ACCENTO

ACCENTO. - Etimologicamente a. viene da «ad cantus», come cosa pertinente alla musica. Di fatto accentare tonicamente una parola, equivale a darle una certa melodia che progredisce dall'inizio fino alla sillaba chiamata tonica. Perciò non hanno propriamente a. i monosillabi isolati. La storia dell'a. latino si deve considerare in un triplice stadio: in epoca pagana o classica, in epoca cristiana, e anche nel passaggio da una all'altra.
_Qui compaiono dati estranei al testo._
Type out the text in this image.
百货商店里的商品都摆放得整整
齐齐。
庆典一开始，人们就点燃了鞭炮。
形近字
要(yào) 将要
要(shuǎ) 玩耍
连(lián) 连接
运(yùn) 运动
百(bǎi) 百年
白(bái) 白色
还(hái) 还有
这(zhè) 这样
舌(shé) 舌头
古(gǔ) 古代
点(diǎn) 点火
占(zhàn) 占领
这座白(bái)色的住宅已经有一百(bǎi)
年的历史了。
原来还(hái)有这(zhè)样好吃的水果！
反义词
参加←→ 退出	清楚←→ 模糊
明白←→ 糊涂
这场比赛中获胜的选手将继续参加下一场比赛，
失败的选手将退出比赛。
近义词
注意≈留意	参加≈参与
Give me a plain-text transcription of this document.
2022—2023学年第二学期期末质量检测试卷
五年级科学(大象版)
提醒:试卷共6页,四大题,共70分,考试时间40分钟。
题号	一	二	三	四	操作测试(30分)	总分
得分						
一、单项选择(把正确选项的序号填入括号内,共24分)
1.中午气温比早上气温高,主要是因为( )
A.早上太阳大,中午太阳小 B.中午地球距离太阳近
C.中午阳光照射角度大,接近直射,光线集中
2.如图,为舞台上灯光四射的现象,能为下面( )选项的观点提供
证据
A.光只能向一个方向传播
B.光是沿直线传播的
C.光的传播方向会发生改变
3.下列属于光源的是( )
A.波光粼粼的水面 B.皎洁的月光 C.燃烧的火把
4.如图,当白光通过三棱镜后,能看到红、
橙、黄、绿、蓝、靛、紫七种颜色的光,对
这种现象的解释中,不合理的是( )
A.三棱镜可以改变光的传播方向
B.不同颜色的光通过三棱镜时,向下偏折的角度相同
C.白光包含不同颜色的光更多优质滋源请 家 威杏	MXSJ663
L'epoca che più interessa il latino liturgico, sarebbe il terzo periodo, ossia il sec. iv; allora l'a., conservando il carattere melodico, pur senza che sia del tutto sparita una certa forza iniziale nella prima sillaba, eliminando ciò che è convenzionale nel tener conto del peso prosodico delle sillabe, diventa leggermente intensivo; ben d'accordo col suo classico carattere melodico, si eleva con snellezza, dando vita e melodia all'intera parola. Si crea così, si può dire, la melodia liturgica. L'a. tonico influisce sulla melodia verbale, e questa, adattata allo sviluppo melodico con una discreta graduazione, forma gli incisi, membri di frasi e la frase intera, alla quale presta il disegno «ad arco» grazioso, solenne ed assolutamente romano. È nelle cadenze toniche specialmente che l'a. fa sentire il suo influesso. Ci sono cadenze toniche semplici, in cui esso pone in rilievo l'ultimo o i due ultimi a. del testo; oppure cadenze toniche cursive, quando dispone l'ultimo ritmo dell'inciso imitando il «cursus» oratorio, ma sostituendo, con la tonicità di questo, la quantità numerica.